Saturday, June 29, 2013

How should government set payment levels for physicians and providers?

Lessons from Roberts and Hsiao about reforming health payment methods:
  • Fee-for-service payment encourages health-care cost increases.  Nations would be wise to avoid this method unless there are strong reasons to do otherwise.  
  • The salary-plus-bonus payment method is superior to salary only.  The former can motivate health professionals to increase productivity and improve quality of services.  This advantage is especially evident for specialists, provided they are employed by organizations such as hospitals or insurance programs. 
  • Capitation payment for primary care has much to recommend it, especially when there are competing services in the same community. 
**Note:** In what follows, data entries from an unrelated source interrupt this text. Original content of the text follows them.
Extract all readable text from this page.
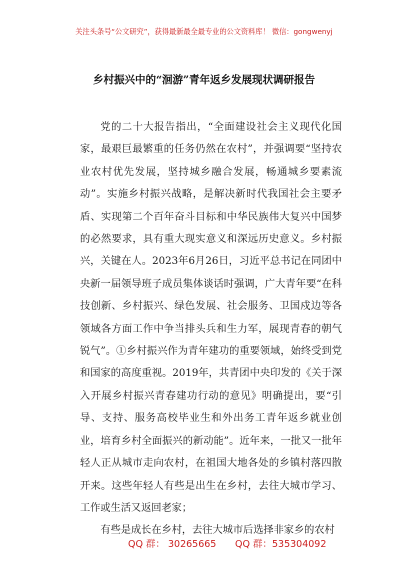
关注头条号“公文研究”，获得最新最全最专业的公文资料库！ 微信：gongwenyj
乡村振兴中的“洄游”青年返乡发展现状调研报告

党的二十大报告指出，“全面建设社会主义现代化国家，最艰巨最繁重的任务仍然在农村”，并强调要“坚持农业农村优先发展，坚持城乡融合发展，畅通城乡要素流动”。实施乡村振兴战略，是解决新时代我国社会主要矛盾、实现第二个百年奋斗目标和中华民族伟大复兴中国梦的必然要求，具有重大现实意义和深远历史意义。乡村振兴，关键在人。2023年6月26日，习近平总书记在同团中央新一届领导班子成员集体谈话时强调，广大青年要“在科技创新、乡村振兴、绿色发展、社会服务、卫国戍边等各领域各方面工作中争当排头兵和生力军，展现青春的朝气锐气”。①乡村振兴作为青年建功的重要领域，始终受到党和国家的高度重视。2019年，共青团中央印发的《关于深入开展乡村振兴青春建功行动的意见》明确提出，要“引导、支持、服务高校毕业生和外出务工青年返乡就业创业，培育乡村全面振兴的新动能”。近年来，一批又一批年轻人正从城市走向农村，在祖国大地各处的乡镇村落四散开来。这些年轻人有些是出生在乡村，去往大城市学习、工作或生活又返回老家；

有些是成长在乡村，去往大城市后选择非家乡的农村

QQ 群： 30265665 QQ 群：535304092
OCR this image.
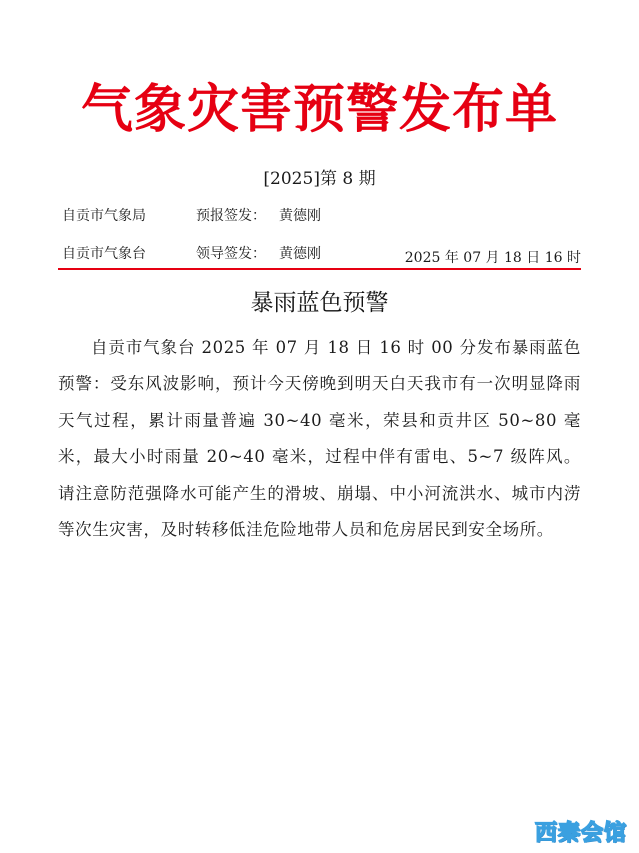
气象灾害预警发布单
[2025]第 8 期
自贡市气象局	预报签发： 黄德刚
自贡市气象台	领导签发： 黄德刚	2025 年 07 月 18 日 16 时
暴雨蓝色预警
自贡市气象台 2025 年 07 月 18 日 16 时 00 分发布暴雨蓝色预警：受东风波影响，预计今天傍晚到明天白天我市有一次明显降雨天气过程，累计雨量普遍 30~40 毫米，荣县和贡井区 50~80 毫米，最大小时雨量 20~40 毫米，过程中伴有雷电、5~7 级阵风。请注意防范强降水可能产生的滑坡、崩塌、中小河流洪水、城市内涝等次生灾害，及时转移低洼危险地带人员和危房居民到安全场所。
西秦会馆
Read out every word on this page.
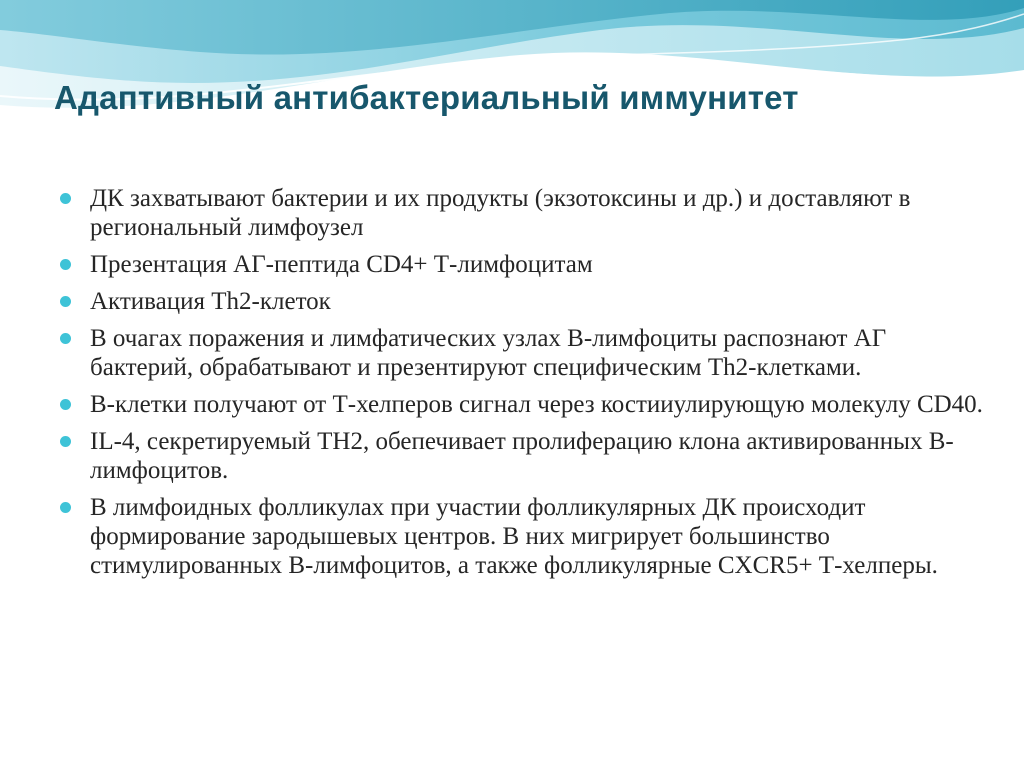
Адаптивный антибактериальный иммунитет
ДК захватывают бактерии и их продукты (экзотоксины и др.) и доставляют в региональный лимфоузел
Презентация АГ-пептида CD4+ Т-лимфоцитам
Активация Th2-клеток
В очагах поражения и лимфатических узлах В-лимфоциты распознают АГ бактерий, обрабатывают и презентируют специфическим Th2-клетками.
В-клетки получают от Т-хелперов сигнал через костииулирующую молекулу CD40.
IL-4, секретируемый ТН2, обепечивает пролиферацию клона активированных В-лимфоцитов.
В лимфоидных фолликулах при участии фолликулярных ДК происходит формирование зародышевых центров. В них мигрирует большинство стимулированных В-лимфоцитов, а также фолликулярные CXCR5+ Т-хелперы.
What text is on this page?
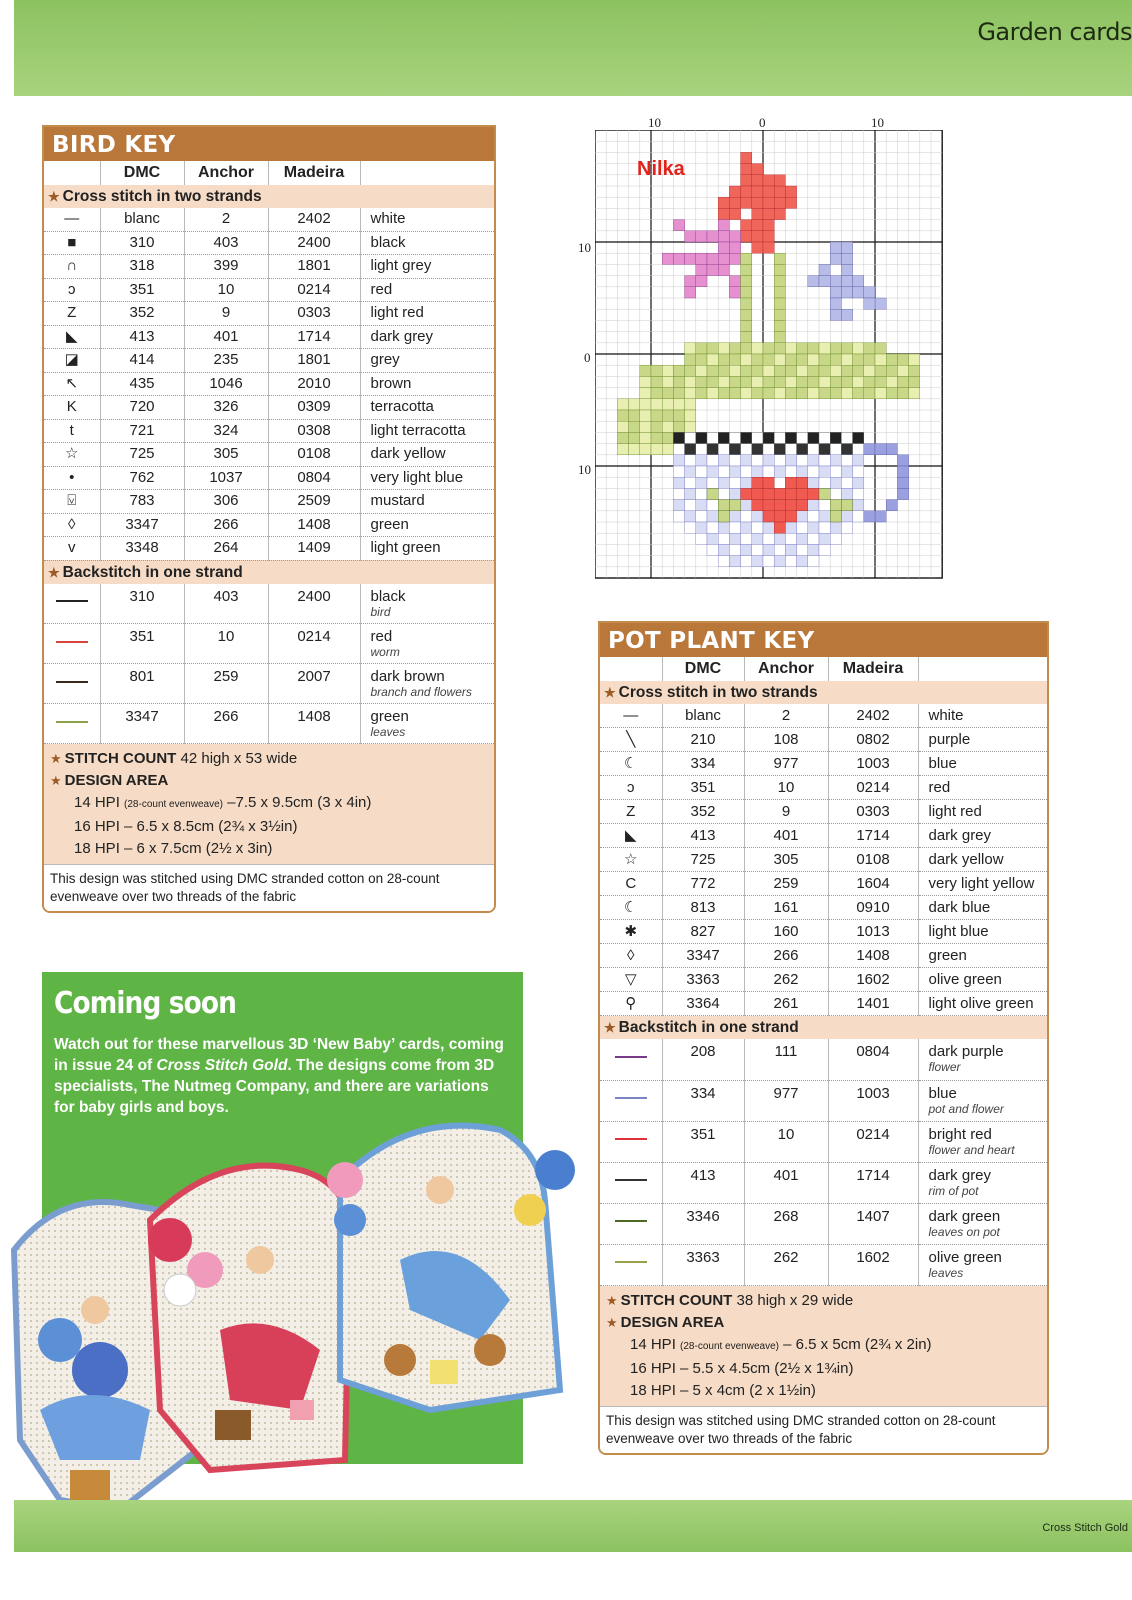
Garden cards
BIRD KEY
	DMC	Anchor	Madeira	
★ Cross stitch in two strands				
—	blanc	2	2402	white
■	310	403	2400	black
∩	318	399	1801	light grey
ↄ	351	10	0214	red
Z	352	9	0303	light red
◣	413	401	1714	dark grey
◪	414	235	1801	grey
↖	435	1046	2010	brown
K	720	326	0309	terracotta
t	721	324	0308	light terracotta
☆	725	305	0108	dark yellow
•	762	1037	0804	very light blue
⍌	783	306	2509	mustard
◊	3347	266	1408	green
v	3348	264	1409	light green
★ Backstitch in one strand				
	310	403	2400	black
bird

	351	10	0214	red
worm

	801	259	2007	dark brown
branch and flowers

	3347	266	1408	green
leaves
★ STITCH COUNT 42 high x 53 wide
★ DESIGN AREA
14 HPI (28-count evenweave) –7.5 x 9.5cm (3 x 4in)
16 HPI – 6.5 x 8.5cm (2¾ x 3½in)
18 HPI – 6 x 7.5cm (2½ x 3in)
This design was stitched using DMC stranded cotton on 28-count evenweave over two threads of the fabric
Nilka
10	0	10
10
0
10
POT PLANT KEY
	DMC	Anchor	Madeira	
★ Cross stitch in two strands				
—	blanc	2	2402	white
╲	210	108	0802	purple
☾	334	977	1003	blue
ↄ	351	10	0214	red
Z	352	9	0303	light red
◣	413	401	1714	dark grey
☆	725	305	0108	dark yellow
C	772	259	1604	very light yellow
☾	813	161	0910	dark blue
✱	827	160	1013	light blue
◊	3347	266	1408	green
▽	3363	262	1602	olive green
⚲	3364	261	1401	light olive green
★ Backstitch in one strand				
	208	111	0804	dark purple
flower

	334	977	1003	blue
pot and flower

	351	10	0214	bright red
flower and heart

	413	401	1714	dark grey
rim of pot

	3346	268	1407	dark green
leaves on pot

	3363	262	1602	olive green
leaves
★ STITCH COUNT 38 high x 29 wide
★ DESIGN AREA
14 HPI (28-count evenweave) – 6.5 x 5cm (2¾ x 2in)
16 HPI – 5.5 x 4.5cm (2½ x 1¾in)
18 HPI – 5 x 4cm (2 x 1½in)
This design was stitched using DMC stranded cotton on 28-count evenweave over two threads of the fabric
Coming soon

Watch out for these marvellous 3D ‘New Baby’ cards, coming in issue 24 of Cross Stitch Gold. The designs come from 3D specialists, The Nutmeg Company, and there are variations for baby girls and boys.

Cross Stitch Gold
  • For high- and middle-income countries, per-admission payment and simplified DRG payment to hospitals have desirable incentive effects but also create administrative complexity.  For hospitals in low-income countries, global budgets may be preferable because of their more limited administrative requirements. 
And here are recommendations for setting payment levels for physicians: 
Setting the right payment level is a contentious and sensitive affair.  Competitive bidding has much to recommend it when there are competing providers and the process can be combined with selective contracting...  Attempting to set a reasonable payment level based on cost data is also likely to be controversial; payers and providers will rarely accept one common set of data as truly objective.  
International experience shows that bilateral negotiation can produce mutually acceptable results in certain circumstances.  But once governments become involved and the situation becomes politicized, governments are likely to find themselves under substantial pressure from well-organized provider groups to devote additional resources to health-care salaries.